物体の熱容量Cp[J/k/g]を求めることにより、必要なエネルギーを求めることができ、必要なヒーター容量を知ることができます。

※主な物質のCp値はこちらでご確認ください。

Cpは下記で表すことができます。

 Cp = E / (T0 - T1) / M [J/k/g] ・・・ @

 E = Cp X M X (T0 - T1) [J]

@式より、加熱できる材料の大きさや到達温度も求めることができます。

 M = E / Cp / (T0 - T1) [g] :加熱できる材料大きさ

 T1 = E / M/ Cp + T0 [℃]  :到達温度

次に、必要電力を求めます。

M[g]の物体をt[s]の時間で温度をT0[℃]からT1[℃]に温度上昇させるのに必要な電力P[W]はいくらか?  

 


時間の要素を加えるにはエネルギーをJ(ジュール)で表すのではなくW(ワット)で表します。
1Wは1J毎秒の事です。1[W]=1[J/s]

 E = P X t [J]より

 Cp = P X t / (T0-T1) / M [J/k/g] ・・・A

ここで、も求めるPは下記で表されます。

 P = Cp X M X (T0-T1) / t [w]

A式をもとにM、T1を求める式は下記となります。


 M = P X t / Cp / (T0-T1) [g]:加熱できる材料の重さ

 T1 = P X t / M / Cp + T0 [℃]:到達温度

 t = Cp X (T0-T1) X M / P [s]:所要時間

【参考】
※理科年表のデータにはCpの単位が[J/k/g]ではなく[J/k/mol]で表される場合もあります。
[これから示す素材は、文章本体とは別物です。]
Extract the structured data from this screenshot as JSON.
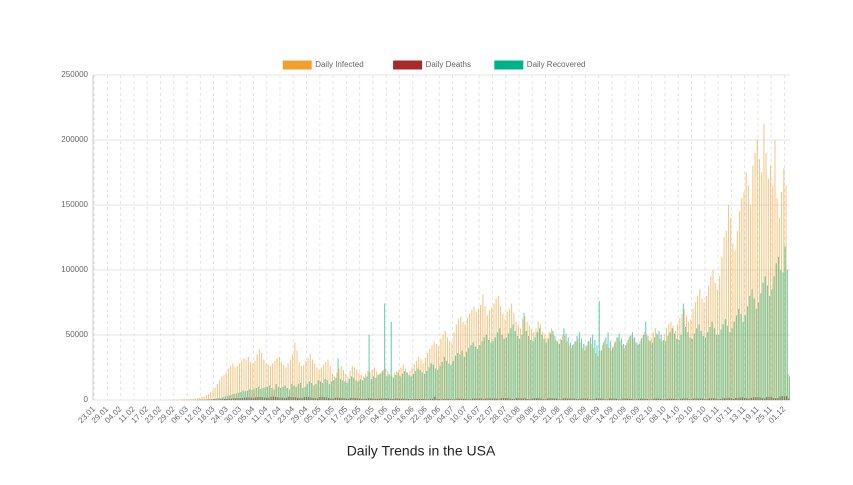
{
  "chart_data": {
    "type": "bar",
    "title": "Daily Trends in the USA",
    "legend": "top",
    "grid": true,
    "categories": [
      "23.01",
      null,
      null,
      null,
      null,
      null,
      "29.01",
      null,
      null,
      null,
      null,
      null,
      "04.02",
      null,
      null,
      null,
      null,
      null,
      "11.02",
      null,
      null,
      null,
      null,
      null,
      "17.02",
      null,
      null,
      null,
      null,
      null,
      "23.02",
      null,
      null,
      null,
      null,
      null,
      "29.02",
      null,
      null,
      null,
      null,
      null,
      "06.03",
      null,
      null,
      null,
      null,
      null,
      "12.03",
      null,
      null,
      null,
      null,
      null,
      "18.03",
      null,
      null,
      null,
      null,
      null,
      "24.03",
      null,
      null,
      null,
      null,
      null,
      "30.03",
      null,
      null,
      null,
      null,
      null,
      "05.04",
      null,
      null,
      null,
      null,
      null,
      "11.04",
      null,
      null,
      null,
      null,
      null,
      "17.04",
      null,
      null,
      null,
      null,
      null,
      "23.04",
      null,
      null,
      null,
      null,
      null,
      "29.04",
      null,
      null,
      null,
      null,
      null,
      "05.05",
      null,
      null,
      null,
      null,
      null,
      "11.05",
      null,
      null,
      null,
      null,
      null,
      "17.05",
      null,
      null,
      null,
      null,
      null,
      "23.05",
      null,
      null,
      null,
      null,
      null,
      "29.05",
      null,
      null,
      null,
      null,
      null,
      "04.06",
      null,
      null,
      null,
      null,
      null,
      "10.06",
      null,
      null,
      null,
      null,
      null,
      "16.06",
      null,
      null,
      null,
      null,
      null,
      "22.06",
      null,
      null,
      null,
      null,
      null,
      "28.06",
      null,
      null,
      null,
      null,
      null,
      "04.07",
      null,
      null,
      null,
      null,
      null,
      "10.07",
      null,
      null,
      null,
      null,
      null,
      "16.07",
      null,
      null,
      null,
      null,
      null,
      "22.07",
      null,
      null,
      null,
      null,
      null,
      "28.07",
      null,
      null,
      null,
      null,
      null,
      "03.08",
      null,
      null,
      null,
      null,
      null,
      "09.08",
      null,
      null,
      null,
      null,
      null,
      "15.08",
      null,
      null,
      null,
      null,
      null,
      "21.08",
      null,
      null,
      null,
      null,
      null,
      "27.08",
      null,
      null,
      null,
      null,
      null,
      "02.09",
      null,
      null,
      null,
      null,
      null,
      "08.09",
      null,
      null,
      null,
      null,
      null,
      "14.09",
      null,
      null,
      null,
      null,
      null,
      "20.09",
      null,
      null,
      null,
      null,
      null,
      "26.09",
      null,
      null,
      null,
      null,
      null,
      "02.10",
      null,
      null,
      null,
      null,
      null,
      "08.10",
      null,
      null,
      null,
      null,
      null,
      "14.10",
      null,
      null,
      null,
      null,
      null,
      "20.10",
      null,
      null,
      null,
      null,
      null,
      "26.10",
      null,
      null,
      null,
      null,
      null,
      "01.11",
      null,
      null,
      null,
      null,
      null,
      "07.11",
      null,
      null,
      null,
      null,
      null,
      "13.11",
      null,
      null,
      null,
      null,
      null,
      "19.11",
      null,
      null,
      null,
      null,
      null,
      "25.11",
      null,
      null,
      null,
      null,
      null,
      "01.12",
      null,
      null
    ],
    "ylim": [
      0,
      250000
    ],
    "yticks": [
      0,
      50000,
      100000,
      150000,
      200000,
      250000
    ],
    "series": [
      {
        "name": "Daily Infected",
        "color": "#f0a030",
        "values": [
          0,
          0,
          0,
          0,
          0,
          0,
          0,
          0,
          0,
          0,
          0,
          0,
          0,
          0,
          0,
          0,
          0,
          0,
          0,
          0,
          0,
          0,
          0,
          0,
          0,
          0,
          0,
          0,
          0,
          0,
          0,
          0,
          0,
          10,
          20,
          20,
          30,
          50,
          80,
          100,
          150,
          200,
          250,
          350,
          450,
          600,
          900,
          1200,
          1500,
          2000,
          2500,
          3500,
          4500,
          6000,
          7500,
          9000,
          12000,
          15000,
          18000,
          19000,
          21000,
          24000,
          26000,
          28000,
          25000,
          26000,
          28000,
          30000,
          32000,
          31000,
          33000,
          29000,
          28000,
          30000,
          35000,
          39000,
          36000,
          31000,
          28000,
          27000,
          26000,
          28000,
          30000,
          32000,
          33000,
          29000,
          27000,
          25000,
          28000,
          31000,
          35000,
          44000,
          38000,
          29000,
          26000,
          27000,
          30000,
          32000,
          35000,
          31000,
          28000,
          25000,
          23000,
          25000,
          27000,
          29000,
          31000,
          26000,
          20000,
          18000,
          21000,
          24000,
          26000,
          23000,
          20000,
          18000,
          22000,
          26000,
          25000,
          23000,
          21000,
          19000,
          18000,
          20000,
          22000,
          21000,
          23000,
          25000,
          22000,
          20000,
          21000,
          23000,
          24000,
          22000,
          19000,
          18000,
          21000,
          22000,
          23000,
          25000,
          27000,
          24000,
          21000,
          22000,
          25000,
          27000,
          30000,
          33000,
          31000,
          28000,
          32000,
          36000,
          39000,
          42000,
          45000,
          43000,
          41000,
          47000,
          50000,
          53000,
          48000,
          45000,
          44000,
          52000,
          58000,
          62000,
          64000,
          60000,
          58000,
          63000,
          66000,
          69000,
          72000,
          68000,
          70000,
          73000,
          81000,
          72000,
          65000,
          69000,
          71000,
          74000,
          78000,
          80000,
          72000,
          66000,
          62000,
          68000,
          70000,
          74000,
          67000,
          60000,
          58000,
          55000,
          62000,
          64000,
          60000,
          57000,
          54000,
          52000,
          55000,
          60000,
          58000,
          52000,
          50000,
          48000,
          52000,
          55000,
          50000,
          46000,
          44000,
          47000,
          50000,
          49000,
          45000,
          42000,
          40000,
          43000,
          45000,
          47000,
          44000,
          40000,
          38000,
          42000,
          45000,
          43000,
          40000,
          36000,
          34000,
          38000,
          42000,
          46000,
          43000,
          40000,
          38000,
          41000,
          45000,
          48000,
          45000,
          42000,
          40000,
          44000,
          48000,
          50000,
          47000,
          44000,
          42000,
          45000,
          48000,
          52000,
          50000,
          46000,
          48000,
          52000,
          55000,
          50000,
          47000,
          45000,
          50000,
          55000,
          58000,
          60000,
          57000,
          53000,
          58000,
          63000,
          66000,
          70000,
          65000,
          60000,
          62000,
          70000,
          75000,
          80000,
          85000,
          78000,
          75000,
          80000,
          88000,
          95000,
          100000,
          90000,
          85000,
          95000,
          110000,
          125000,
          130000,
          150000,
          140000,
          120000,
          115000,
          130000,
          145000,
          155000,
          160000,
          175000,
          165000,
          150000,
          180000,
          190000,
          200000,
          185000,
          175000,
          212000,
          190000,
          170000,
          180000,
          165000,
          200000,
          155000,
          140000,
          160000,
          178000,
          165000,
          20000
        ]
      },
      {
        "name": "Daily Deaths",
        "color": "#a52a2a",
        "values": [
          0,
          0,
          0,
          0,
          0,
          0,
          0,
          0,
          0,
          0,
          0,
          0,
          0,
          0,
          0,
          0,
          0,
          0,
          0,
          0,
          0,
          0,
          0,
          0,
          0,
          0,
          0,
          0,
          0,
          0,
          0,
          0,
          0,
          0,
          0,
          0,
          0,
          0,
          0,
          0,
          1,
          2,
          3,
          5,
          7,
          10,
          15,
          20,
          30,
          40,
          50,
          70,
          100,
          150,
          200,
          250,
          300,
          400,
          500,
          600,
          700,
          900,
          1000,
          1100,
          1200,
          1300,
          1400,
          1500,
          1700,
          1900,
          2000,
          1800,
          1600,
          1900,
          2100,
          2200,
          2000,
          1800,
          1700,
          1600,
          2300,
          2600,
          2200,
          1900,
          1800,
          1700,
          1500,
          1600,
          2400,
          2200,
          2000,
          1900,
          1600,
          1400,
          1300,
          2100,
          2300,
          2100,
          1800,
          1600,
          1200,
          1100,
          2200,
          2400,
          2000,
          1800,
          1500,
          1000,
          900,
          1600,
          1700,
          1600,
          1500,
          1200,
          900,
          800,
          1500,
          1400,
          1300,
          1100,
          1000,
          700,
          600,
          800,
          1200,
          1100,
          1000,
          800,
          700,
          900,
          1000,
          1000,
          1100,
          900,
          600,
          500,
          900,
          1000,
          900,
          800,
          800,
          700,
          600,
          400,
          400,
          800,
          700,
          700,
          650,
          600,
          500,
          400,
          800,
          800,
          2400,
          650,
          500,
          400,
          600,
          700,
          750,
          500,
          300,
          400,
          900,
          900,
          850,
          800,
          800,
          500,
          450,
          900,
          1000,
          950,
          950,
          900,
          500,
          1000,
          1100,
          1150,
          1100,
          1000,
          1000,
          500,
          1300,
          1400,
          1300,
          1250,
          1100,
          650,
          500,
          1350,
          1300,
          1200,
          1150,
          1100,
          650,
          500,
          1100,
          1200,
          1150,
          1100,
          1000,
          500,
          400,
          1100,
          1300,
          1100,
          1050,
          1000,
          400,
          400,
          1150,
          1200,
          1000,
          950,
          950,
          900,
          500,
          500,
          1000,
          1050,
          1000,
          950,
          450,
          300,
          400,
          1200,
          1000,
          900,
          800,
          350,
          400,
          1000,
          950,
          850,
          800,
          300,
          350,
          900,
          1000,
          950,
          800,
          700,
          300,
          400,
          700,
          900,
          850,
          800,
          700,
          300,
          350,
          800,
          950,
          900,
          800,
          400,
          500,
          800,
          900,
          850,
          850,
          600,
          400,
          800,
          1000,
          1000,
          1100,
          500,
          500,
          900,
          1100,
          1050,
          1000,
          1000,
          500,
          600,
          1200,
          1100,
          1100,
          1000,
          500,
          600,
          1100,
          1200,
          1500,
          1600,
          1200,
          700,
          1400,
          1500,
          1700,
          2000,
          1400,
          1300,
          1000,
          1500,
          1900,
          2000,
          2000,
          1900,
          1300,
          900,
          2100,
          2300,
          2400,
          1300,
          1200,
          1400,
          2600,
          2800,
          2700,
          2900,
          1000
        ]
      },
      {
        "name": "Daily Recovered",
        "color": "#00b386",
        "values": [
          0,
          0,
          0,
          0,
          0,
          0,
          0,
          0,
          0,
          0,
          0,
          0,
          0,
          0,
          0,
          0,
          0,
          0,
          0,
          0,
          0,
          0,
          0,
          0,
          0,
          0,
          0,
          0,
          0,
          0,
          0,
          0,
          0,
          0,
          0,
          0,
          0,
          0,
          0,
          0,
          0,
          0,
          0,
          0,
          0,
          0,
          0,
          50,
          100,
          100,
          200,
          300,
          400,
          500,
          800,
          1000,
          1200,
          1500,
          2000,
          2500,
          3000,
          3500,
          4000,
          4500,
          5000,
          5500,
          6000,
          7000,
          6500,
          7000,
          8000,
          7500,
          8000,
          9000,
          10000,
          8500,
          9000,
          9500,
          10000,
          11000,
          9000,
          8000,
          12000,
          10000,
          9000,
          10000,
          11000,
          9000,
          8000,
          12000,
          11000,
          10000,
          12000,
          13000,
          9000,
          10000,
          12000,
          14000,
          13000,
          11000,
          12000,
          15000,
          14000,
          13000,
          16000,
          15000,
          12000,
          14000,
          15000,
          17000,
          32000,
          16000,
          15000,
          14000,
          13000,
          16000,
          18000,
          17000,
          15000,
          14000,
          16000,
          15000,
          17000,
          18000,
          50000,
          16000,
          18000,
          17000,
          19000,
          20000,
          22000,
          74000,
          18000,
          20000,
          60000,
          17000,
          19000,
          21000,
          18000,
          20000,
          22000,
          21000,
          19000,
          18000,
          20000,
          22000,
          24000,
          23000,
          21000,
          20000,
          22000,
          25000,
          28000,
          27000,
          24000,
          23000,
          26000,
          29000,
          33000,
          30000,
          28000,
          27000,
          30000,
          34000,
          36000,
          35000,
          38000,
          33000,
          37000,
          40000,
          42000,
          44000,
          41000,
          39000,
          42000,
          45000,
          48000,
          50000,
          46000,
          44000,
          45000,
          48000,
          52000,
          55000,
          50000,
          47000,
          48000,
          51000,
          55000,
          58000,
          53000,
          49000,
          47000,
          50000,
          67000,
          53000,
          49000,
          46000,
          45000,
          48000,
          52000,
          55000,
          50000,
          47000,
          44000,
          47000,
          51000,
          53000,
          49000,
          45000,
          43000,
          46000,
          55000,
          51000,
          48000,
          44000,
          42000,
          45000,
          49000,
          52000,
          47000,
          43000,
          41000,
          45000,
          48000,
          50000,
          46000,
          42000,
          76000,
          38000,
          44000,
          48000,
          52000,
          45000,
          40000,
          44000,
          48000,
          51000,
          47000,
          43000,
          42000,
          46000,
          49000,
          52000,
          48000,
          44000,
          43000,
          47000,
          50000,
          60000,
          49000,
          45000,
          44000,
          48000,
          51000,
          53000,
          50000,
          46000,
          45000,
          49000,
          52000,
          55000,
          51000,
          47000,
          46000,
          50000,
          74000,
          56000,
          52000,
          48000,
          47000,
          51000,
          55000,
          58000,
          53000,
          49000,
          48000,
          52000,
          56000,
          60000,
          55000,
          50000,
          50000,
          54000,
          58000,
          62000,
          57000,
          52000,
          55000,
          60000,
          65000,
          70000,
          66000,
          60000,
          65000,
          72000,
          80000,
          85000,
          78000,
          70000,
          75000,
          82000,
          90000,
          95000,
          88000,
          80000,
          85000,
          95000,
          105000,
          110000,
          100000,
          98000,
          118000,
          100000,
          18000
        ]
      }
    ]
  }
}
1molの重さは分子量と呼ばれます。分子量は理科年表などのデータブックで知ることができ、分子式がわかっていれば簡単な計算で求めることができます。

例えば、アルミナの分子式はAL2O3です。これはアルミナ原子2個と酸素原子3個で構成されていることになります。
アルミナの原理量27、酸素の原子量16より、アルミナの分子量は27 + 27 + 16 + 16 + 16 = 102となります。
つまりアルミナの分子1molは約102gとなります。

理科年表に拠れば、400K(127℃)の時、アルミナ(=酸化アルミニウム)の熱容量は96[J/k/mol]と
なっており、これを[J/k/g]に換算するためには分子量で割ることで求めることができます。

 アルミナの熱容量Cp = 96 / 102 = 0.94[J/k/g]

※mol(モル)とは数量の他にでアボガドロ数のことです。6.02 X 10^23個。

つまり6の後に0が23個もつく数でほとんど無限大に近い数となります。
分子というものは非常に小さいのでそれだけの数を集めないとg(グラム)で表せる量にならないということです。
水素原子1molは約1g、鉄原子なら1molで約56gとなります。

※1molの気体はどんな種類の気体でも0℃、1気圧の時、必ず22.4L(リットル)になります。
気体の体積はその圧力に反比例し、絶対温度に比例します。
例えば、酸素分子1molは0℃(絶対温度で273K)で22.4Lになります。
これが1000℃(1273K)になると、22.4 X (1273 / 273) = 104.5Lになります。

上記により、xg(グラム)の気体が何L(リットル)になるか、xL(リットル)の気体は何gになるかといったことがその気体の分子量によって簡単に求められることになります。

※これらの熱計算式は熱効率が100%の場合に成立します。
しかしながら実際には熱効率が100%になることは少なく、ほとんどの場合はロスが発生します。
そのため、必要電力はそのロス分も考慮して、大きめの値を採用することになります。
一般的に最低必要現より30%程度の容量を採用することをお勧めしています。